Sabah serin bir başlangıçla gün başını tutmuş..Ayak parmaklarının kış sızısı yadigarlıklarını der hatır ettirir bir hali var düşüncenin meskun mahallinde…
Sakin ve mesrur düşler düşlüyorum satırların ceplerinde… Büyükçe bir kitabın önsözünde durup hayran hayran bakarak heyecanlanmak istiyorum… Kelimelerin ayak seslerini tekrar tekrar ve yaklaşır minvalinde duymakla beraber, anlam tınılarının kalbimin hafriyatını kaldırdığını görmeden gitmemekte istiyorum…

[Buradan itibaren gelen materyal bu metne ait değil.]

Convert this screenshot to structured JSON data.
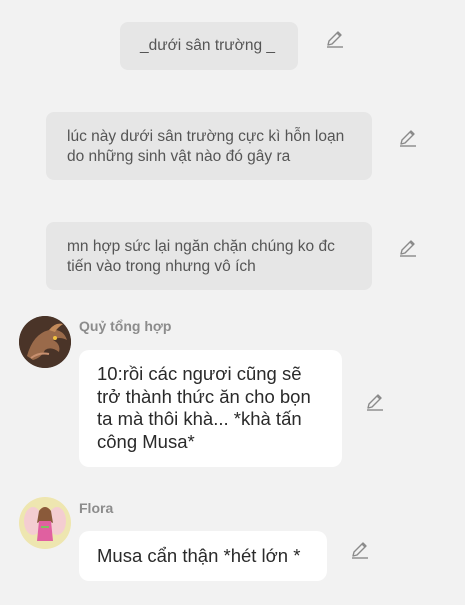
{
  "messages": [
    {
      "type": "narration",
      "text": "_dưới sân trường _"
    },
    {
      "type": "narration",
      "text": "lúc này dưới sân trường cực kì hỗn loạn do những sinh vật nào đó gây ra"
    },
    {
      "type": "narration",
      "text": "mn hợp sức lại ngăn chặn chúng ko đc tiến vào trong nhưng vô ích"
    },
    {
      "type": "character",
      "name": "Quỷ tổng hợp",
      "avatar": "dragon-avatar",
      "text": "10:rồi các ngươi cũng sẽ trở thành thức ăn cho bọn ta mà thôi khà... *khà tấn công Musa*"
    },
    {
      "type": "character",
      "name": "Flora",
      "avatar": "flora-avatar",
      "text": "Musa cẩn thận *hét lớn *"
    }
  ],
  "icons": {
    "edit": "pencil-icon"
  },
  "colors": {
    "background": "#f2f2f2",
    "narration_bg": "#e6e6e6",
    "bubble_bg": "#ffffff",
    "name_text": "#8c8c8c",
    "icon": "#8a8a8a"
  }
}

Belirli bir vakte uyanıyorum ve belirli bir vakti yaşıyorum..sayılı günlerin çizgilerinde bir hattın üzerinde toprakça bir kapıya doğru yönelmiş hayatımın tangırtıları,ve resimlerimin ve seslerimin ve işlenmiş işlerimin eşliğinde inişini seyrediyorum bakiye-yi enfasımın kabzası tutulmuş saygın dakikalar yaşaması temennisiyle…
Uzun soluksuz cümlelerin cehaleti mazur mudur…Yan yana gelemez hasım manalarımın bir birine sırtı dönüklüğünden aslında söylemek istediğim hiçbir şeyim yok mu demeliyim..Yoksa kurutmaya ve açmaya çalıştığım rutubetli fikrimin eveleme ve gevelemesinden bir yol, bir ışık, bir samimi kara nokta bulur muyum…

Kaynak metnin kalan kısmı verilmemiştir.